Promote your blog? How exactly? It’s not that hard to write an engaging blog. What people need to know is what to do with the blog.
The writer was clearly frustrated. He or she wanted a formula. A magic bullet. A wave of the wand that had not been delivered during a 30-minute webinar. The problem, of course, is that there is no simple way to attract and hold a reader’s attention when technology has packed our devices with more instant information, education and entertainment options than even Jules Verne’s time traveler could imagine as he zipped into the future from Victorian England.
But let’s not overlook the premise. Not hard to write an engaging blog? Simply not true. Given the clutter and competition, writers face a daunting challenge as they struggle to be relevant and relatable. So:
Get to it. Don’t make readers struggle to get your point. As a trusted colleague likes to say, The main thing is to keep the main thing the main thing.
Get with it. be relevant. Give yourself 75 words or less to answer every reader’s first question: Why should I care?
Get over it: Sure, be creative. Also be sure to respect people’s time. Helpful, charming and funny are good.
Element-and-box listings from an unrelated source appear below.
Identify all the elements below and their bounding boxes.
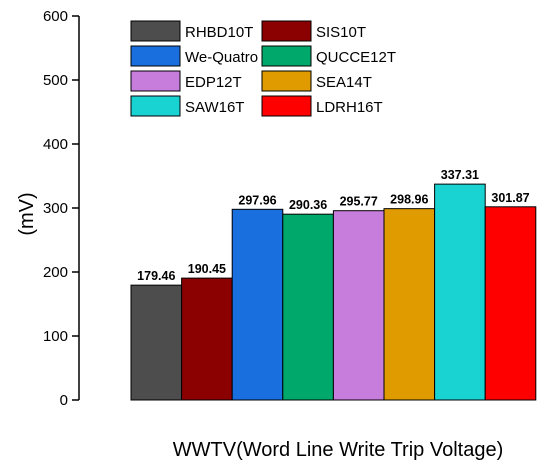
legend-label-edp12t: EDP12T <box>185 74 242 91</box>
y-ticks: 0 100 200 300 400 500 600 <box>43 8 79 409</box>
data-labels: 179.46 190.45 297.96 290.36 295.77 298.96 337.… <box>137 168 529 283</box>
legend-swatch-sea14t <box>261 70 312 92</box>
y-tick-label: 100 <box>43 328 68 345</box>
bar-ldrh16t <box>484 206 537 401</box>
data-label-ldrh16t: 301.87 <box>491 191 529 205</box>
legend-label-rhbd10t: RHBD10T <box>185 24 253 41</box>
data-label-qucce12t: 290.36 <box>289 198 327 212</box>
bar-sea14t <box>383 208 436 401</box>
legend-swatch-saw16t <box>130 95 181 117</box>
x-axis-title: WWTV(Word Line Write Trip Voltage) <box>173 439 503 461</box>
legend-label-sea14t: SEA14T <box>316 74 372 91</box>
data-label-sis10t: 190.45 <box>188 262 226 276</box>
y-tick-label: 300 <box>43 200 68 217</box>
legend-swatch-rhbd10t <box>130 20 181 42</box>
y-tick-label: 400 <box>43 136 68 153</box>
bar-qucce12t <box>282 213 334 401</box>
y-tick-label: 500 <box>43 72 68 89</box>
legend-label-sis10t: SIS10T <box>316 24 366 41</box>
data-label-saw16t: 337.31 <box>441 168 479 182</box>
data-label-rhbd10t: 179.46 <box>137 269 175 283</box>
data-label-sea14t: 298.96 <box>390 193 428 207</box>
bar-saw16t <box>434 183 486 401</box>
legend-label-we-quatro: We-Quatro <box>185 49 258 66</box>
legend: RHBD10T SIS10T We-Quatro QUCCE12T EDP12T SEA1… <box>130 20 396 117</box>
legend-swatch-edp12t <box>130 70 181 92</box>
legend-swatch-qucce12t <box>261 45 312 67</box>
bars <box>130 183 537 401</box>
y-tick-label: 0 <box>60 392 68 409</box>
y-axis-title: (mV) <box>16 192 38 235</box>
legend-label-ldrh16t: LDRH16T <box>316 99 383 116</box>
y-tick-label: 200 <box>43 264 68 281</box>
bar-edp12t <box>332 210 385 401</box>
y-tick-label: 600 <box>43 8 68 25</box>
legend-swatch-we-quatro <box>130 45 181 67</box>
bar-sis10t <box>181 277 233 401</box>
data-label-we-quatro: 297.96 <box>238 193 276 207</box>
legend-label-saw16t: SAW16T <box>185 99 244 116</box>
data-label-edp12t: 295.77 <box>340 195 378 209</box>
bar-we-quatro <box>231 208 284 401</box>
legend-label-qucce12t: QUCCE12T <box>316 49 396 66</box>
legend-swatch-sis10t <box>261 20 312 42</box>
legend-swatch-ldrh16t <box>261 95 312 117</box>
bar-rhbd10t <box>130 284 183 401</box>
Writing long because self-editing is tough? Bad.
Once you indeed qualify as engaging, the trick is to switch from creative writer to creative marketer. These days, that requires a mix of social media and old school soft skills. While technology and all those apps fluster many, this is really the easier piece. You will need to:
Focus: Define your goals. Are you out to start a movement? Influence young minds? Win fame? Whatever it is, each post should move the ball an inch or two down the field.
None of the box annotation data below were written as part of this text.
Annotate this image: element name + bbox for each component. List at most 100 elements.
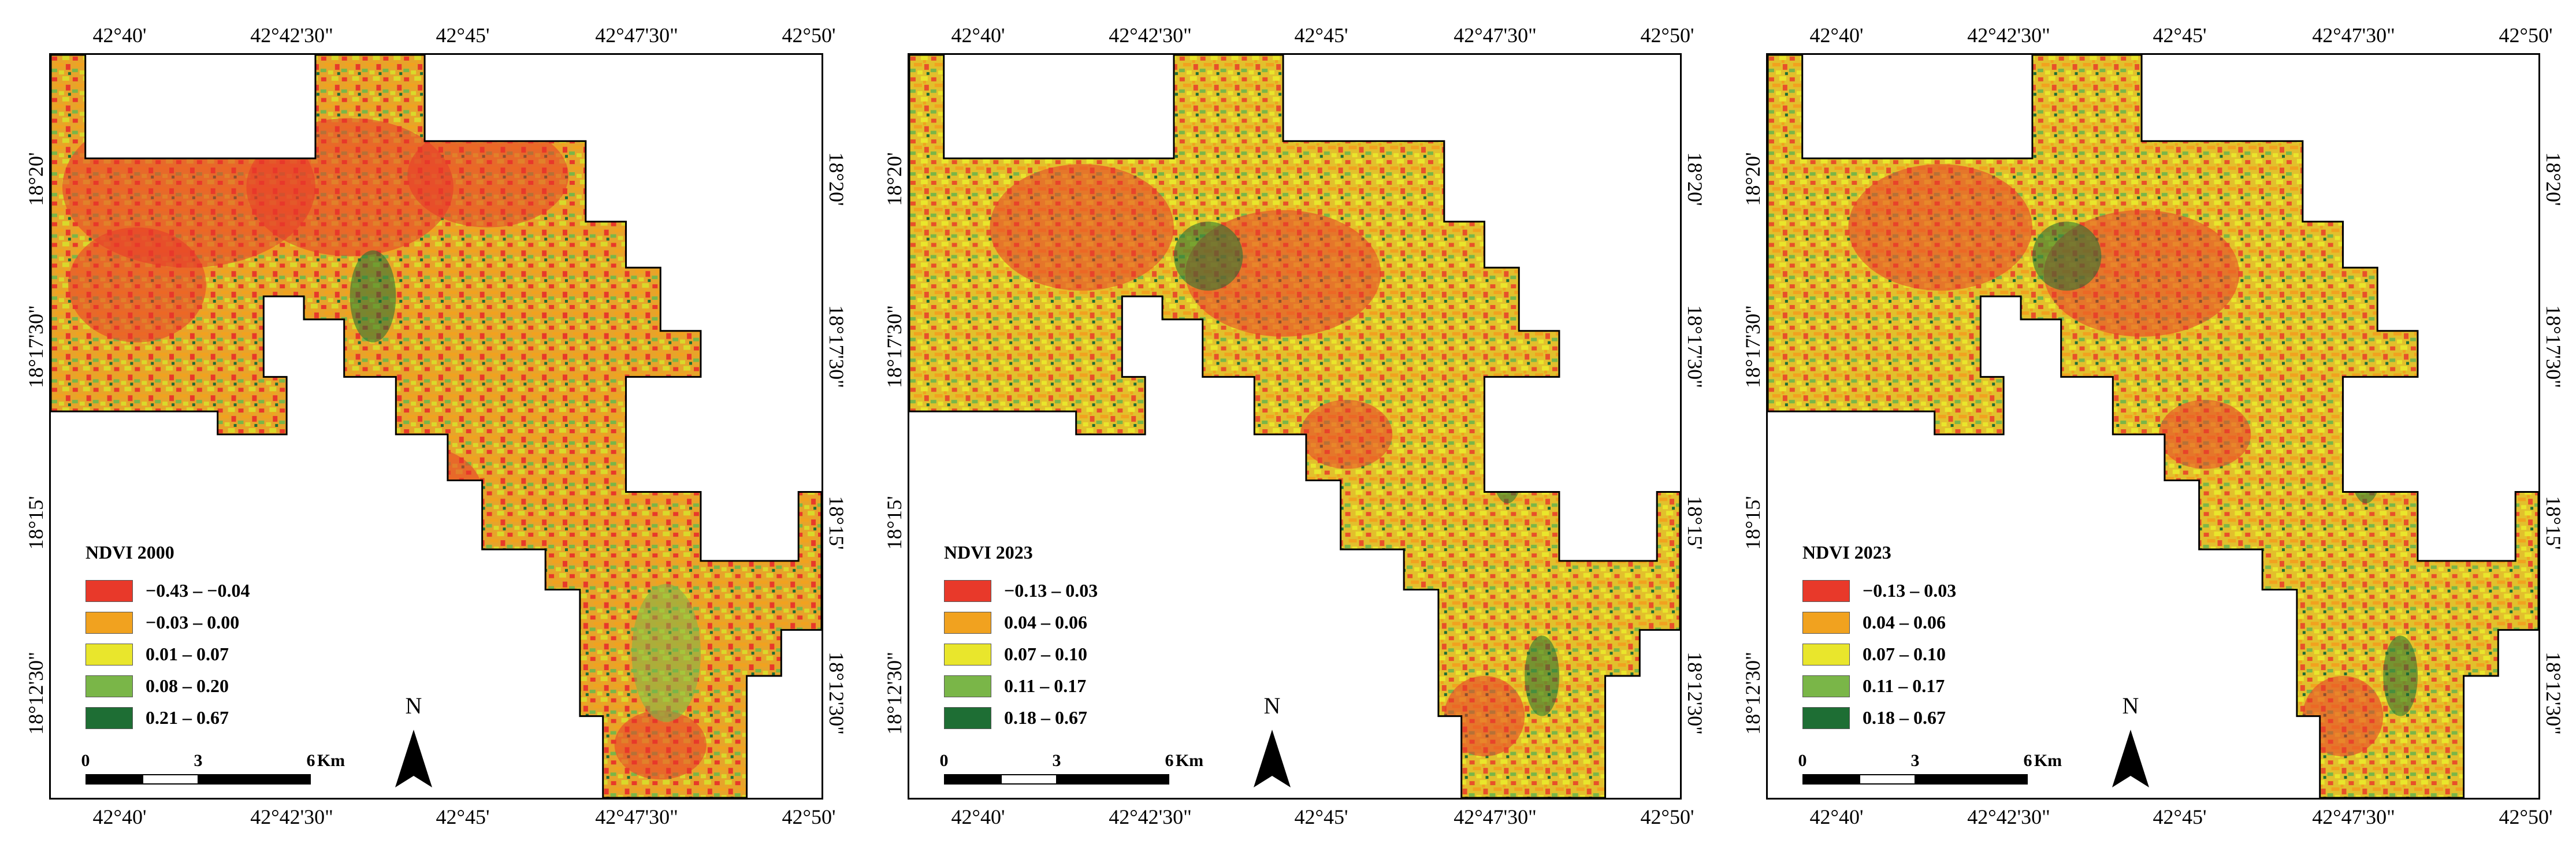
scale-segment (1802, 774, 1860, 785)
legend-item: 0.11 – 0.17 (944, 670, 1098, 702)
latitude-tick-right: 18°12'30" (2542, 652, 2565, 735)
latitude-tick-right: 18°17'30" (2542, 305, 2565, 388)
longitude-tick-bottom: 42°40' (1809, 805, 1864, 828)
longitude-tick-top: 42°50' (782, 24, 836, 47)
legend-item: 0.08 – 0.20 (86, 670, 250, 702)
latitude-tick-right: 18°12'30" (825, 652, 848, 735)
scale-label: 0 (939, 751, 949, 770)
latitude-tick-right: 18°20' (1683, 152, 1707, 206)
longitude-tick-top: 42°42'30" (1967, 24, 2050, 47)
scale-segment (142, 774, 199, 785)
latitude-tick-left: 18°12'30" (1741, 652, 1764, 735)
north-label: N (405, 693, 422, 719)
legend-label: 0.18 – 0.67 (1863, 707, 1946, 728)
legend-item: −0.43 – −0.04 (86, 575, 250, 607)
legend-item: −0.13 – 0.03 (1802, 575, 1956, 607)
map-legend: NDVI 2023 −0.13 – 0.03 0.04 – 0.06 0.07 … (1802, 542, 1956, 734)
legend-swatch (86, 707, 133, 729)
latitude-tick-left: 18°15' (883, 496, 906, 550)
latitude-tick-left: 18°12'30" (24, 652, 47, 735)
scale-bar: 0 3 6 Km (940, 751, 1203, 791)
longitude-tick-top: 42°42'30" (1109, 24, 1192, 47)
longitude-tick-bottom: 42°50' (782, 805, 836, 828)
scale-label: 3 (1910, 751, 1920, 770)
scale-segment (944, 774, 1002, 785)
map-frame (1766, 53, 2540, 800)
latitude-tick-right: 18°20' (2542, 152, 2565, 206)
legend-item: 0.01 – 0.07 (86, 638, 250, 670)
longitude-tick-bottom: 42°50' (1640, 805, 1694, 828)
legend-item: 0.18 – 0.67 (1802, 702, 1956, 734)
longitude-tick-top: 42°45' (1294, 24, 1348, 47)
legend-label: 0.18 – 0.67 (1004, 707, 1087, 728)
longitude-tick-bottom: 42°45' (2153, 805, 2207, 828)
longitude-tick-bottom: 42°47'30" (2312, 805, 2395, 828)
legend-label: 0.07 – 0.10 (1863, 644, 1946, 664)
longitude-tick-top: 42°45' (436, 24, 490, 47)
legend-swatch (1802, 579, 1850, 602)
legend-swatch (1802, 707, 1850, 729)
legend-swatch (944, 707, 991, 729)
north-label: N (2122, 693, 2139, 719)
scale-segment (198, 774, 311, 785)
north-arrow: N (391, 692, 437, 790)
legend-swatch (86, 579, 133, 602)
legend-swatch (944, 675, 991, 697)
legend-label: 0.04 – 0.06 (1004, 612, 1087, 633)
legend-label: −0.13 – 0.03 (1004, 580, 1098, 601)
legend-swatch (86, 675, 133, 697)
legend-label: 0.04 – 0.06 (1863, 612, 1946, 633)
north-label: N (1263, 693, 1281, 719)
legend-label: 0.01 – 0.07 (146, 644, 229, 664)
scale-segment (1915, 774, 2028, 785)
latitude-tick-left: 18°15' (24, 496, 47, 550)
scale-label: 6 (1165, 751, 1174, 770)
legend-item: 0.04 – 0.06 (1802, 607, 1956, 638)
legend-item: 0.04 – 0.06 (944, 607, 1098, 638)
legend-label: −0.03 – 0.00 (146, 612, 240, 633)
legend-swatch (1802, 611, 1850, 634)
longitude-tick-bottom: 42°45' (1294, 805, 1348, 828)
legend-item: 0.11 – 0.17 (1802, 670, 1956, 702)
map-panel-2: 42°40' 42°42'30" 42°45' 42°47'30" 42°50'… (858, 0, 1717, 855)
longitude-tick-top: 42°47'30" (595, 24, 678, 47)
legend-label: −0.13 – 0.03 (1863, 580, 1957, 601)
north-arrow-icon (2112, 730, 2149, 787)
scale-unit: Km (317, 751, 345, 770)
longitude-tick-bottom: 42°47'30" (595, 805, 678, 828)
legend-label: 0.08 – 0.20 (146, 675, 229, 696)
map-panel-3: 42°40' 42°42'30" 42°45' 42°47'30" 42°50'… (1717, 0, 2575, 855)
ndvi-raster-map (909, 55, 1680, 798)
scale-segment (86, 774, 143, 785)
longitude-tick-top: 42°40' (92, 24, 147, 47)
longitude-tick-bottom: 42°50' (2499, 805, 2553, 828)
map-frame (908, 53, 1682, 800)
latitude-tick-right: 18°15' (2542, 496, 2565, 550)
scale-segment (1859, 774, 1916, 785)
scale-label: 6 (2023, 751, 2032, 770)
latitude-tick-right: 18°12'30" (1683, 652, 1707, 735)
legend-item: 0.07 – 0.10 (1802, 638, 1956, 670)
longitude-tick-top: 42°50' (1640, 24, 1694, 47)
latitude-tick-left: 18°20' (1741, 152, 1764, 206)
legend-item: −0.03 – 0.00 (86, 607, 250, 638)
latitude-tick-left: 18°15' (1741, 496, 1764, 550)
legend-item: 0.07 – 0.10 (944, 638, 1098, 670)
north-arrow: N (2107, 692, 2154, 790)
legend-swatch (944, 643, 991, 666)
ndvi-raster-map (51, 55, 822, 798)
longitude-tick-top: 42°47'30" (2312, 24, 2395, 47)
map-legend: NDVI 2023 −0.13 – 0.03 0.04 – 0.06 0.07 … (944, 542, 1098, 734)
map-legend: NDVI 2000 −0.43 – −0.04 −0.03 – 0.00 0.0… (86, 542, 250, 734)
legend-title: NDVI 2023 (1802, 542, 1891, 563)
longitude-tick-bottom: 42°42'30" (1109, 805, 1192, 828)
longitude-tick-top: 42°50' (2499, 24, 2553, 47)
longitude-tick-bottom: 42°45' (436, 805, 490, 828)
legend-label: 0.11 – 0.17 (1004, 675, 1087, 696)
scale-label: 3 (194, 751, 203, 770)
north-arrow-icon (1254, 730, 1291, 787)
legend-item: 0.18 – 0.67 (944, 702, 1098, 734)
longitude-tick-top: 42°40' (1809, 24, 1864, 47)
map-panel-1: 42°40' 42°42'30" 42°45' 42°47'30" 42°50'… (0, 0, 858, 855)
legend-label: 0.11 – 0.17 (1863, 675, 1945, 696)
Be selective: Just as with writing, more isn’t better. Running too many social media sites diffuses your message, plus they’re tricky to maintain. Identify your target audiences, determine where and when they hang out, and pick your apps accordingly.
Look within: Find your unique voice. Make it resonate in every post, and use it in response to each reader comment. When it comes to word choice, you’ll also want to appeal to the search engines, meaning use common words and phrases.
Stay on the field: Ever love a TV show and then they killed it? You thought nothing could replace it and then something else did, and fast. Post once or twice a week, using all the above strategies, or forget about getting noticed, let alone followed.
Problem is, Twitter and the rest only get you so far. The time has arrived to add a handshake to your cyber-shake. This is where body language, smiling, eye contact, and the ability to deliver a short, compelling pitch enter the equation. It is also where many fall woefully short. Some tips to help when you SPEAK in person:
S (Start Strong) You’re a storyteller; start with an intriguing story. Or a provocative question. Or some amazing statistic.
P (Prepare) Practice aloud until you know your lines cold. Delivering with confidence will make you more memorable.
E (Energize) Like your stuff? Show it, and the audience will respond. This includes positive body language and smiling as appropriate.
A (Adjust) Everyone feels anxious. The trick is to channel your anxiety down the right alley. See yourself wowing the crowd, not messing up. Practice helps. So does deep breathing, visualizing success, and warming up beforehand. Did I mention practice?
K (Keep Steady) Make sure you know your main point, and that you deliver it with precision and clarity, both when you open and close.
The reality is that even great writers have trouble getting noticed. You have to be good on your feet as well as on the keyboard. These tips should get you going, but, sorry, there is no magic wand. Unless you’ve discovered one. In that case, please share.